No vaccine for Lyme disease is currently on the market in the United States.
Lyme disease is usually treated with a 2- to 4-week course of antibiotics. Cases of Lyme disease that are diagnosed quickly and treated with antibiotics almost always have a good outcome. A person should be feeling back to normal within several weeks after beginning treatment.
Is It Contagious?
Lyme disease is not contagious, so you can't catch it from another person. But you can get it more than once from ticks that live on deer, in the woods, or travel on your pets. So continue to practice caution even if you've already had Lyme disease.
What Can I Do to Feel Better?
You should know how to remove a tick just in case one lands on you or a friend. First, don't panic. Your risk of developing Lyme disease after being bitten by a tick is only about 1% to 2%. On top of that, it takes at least 24 to 48 hours for the tick to transmit the bacteria that causes Lyme disease. (To be safe, though, you'll want to remove the tick as soon as possible.) This is why a daily tick check is a good idea for people who live in high-risk areas.
If you find a tick:
Call your doctor.
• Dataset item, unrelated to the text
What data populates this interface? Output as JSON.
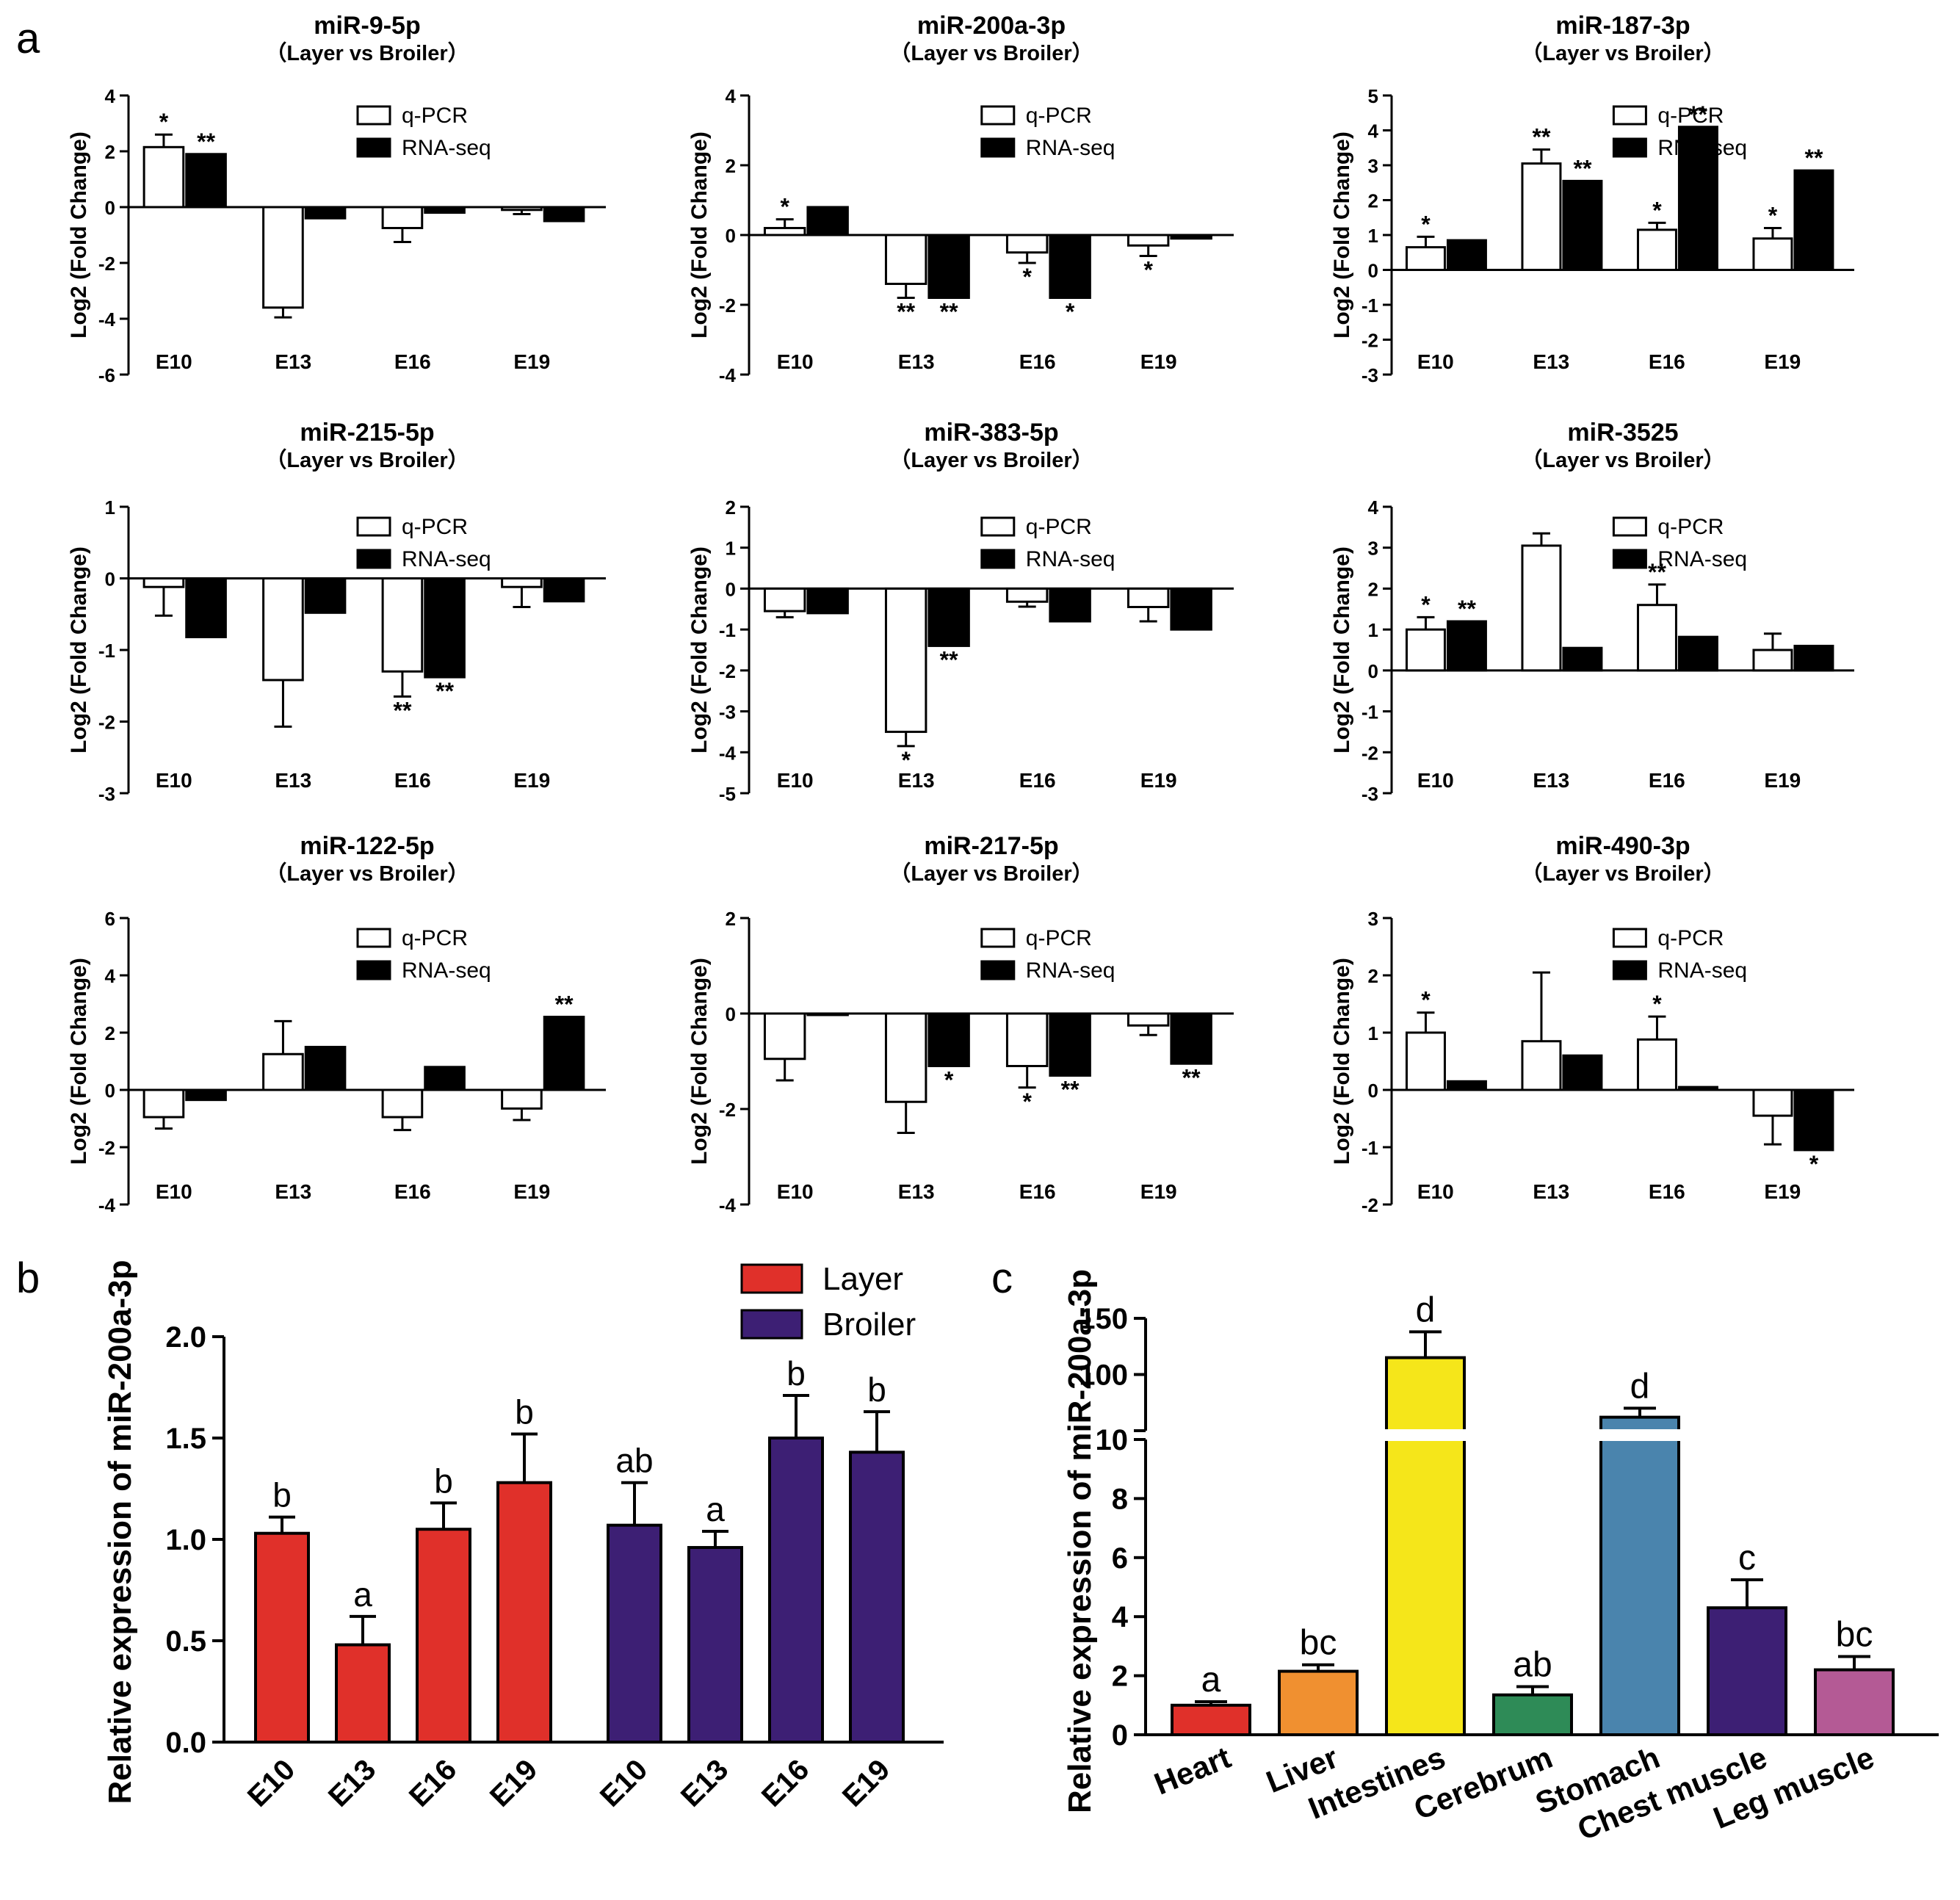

He or she may want you to save the tick after removal so that the tick can later be identified as the type that may carry Lyme disease. You can put the tick in a closed container or a jar of alcohol to preserve it.
Use tweezers to grasp the tick firmly at its head or mouth, next to your skin.
Pull firmly and steadily on the tick until it lets go of the skin. If part of the tick stays in your skin, don't worry. It will eventually come out — although you should call your doctor if you notice any irritation in the area or symptoms of Lyme disease.
Swab the bite site with alcohol.
One note of caution: Don't use "folk remedies" like petroleum jelly or a lit match to kill and remove a tick.
Tick bites don't usually hurt. That's part of the difficulty in knowing whether someone has Lyme disease. So be on the lookout for ticks and rashes, and call your doctor if you think a tick bit you.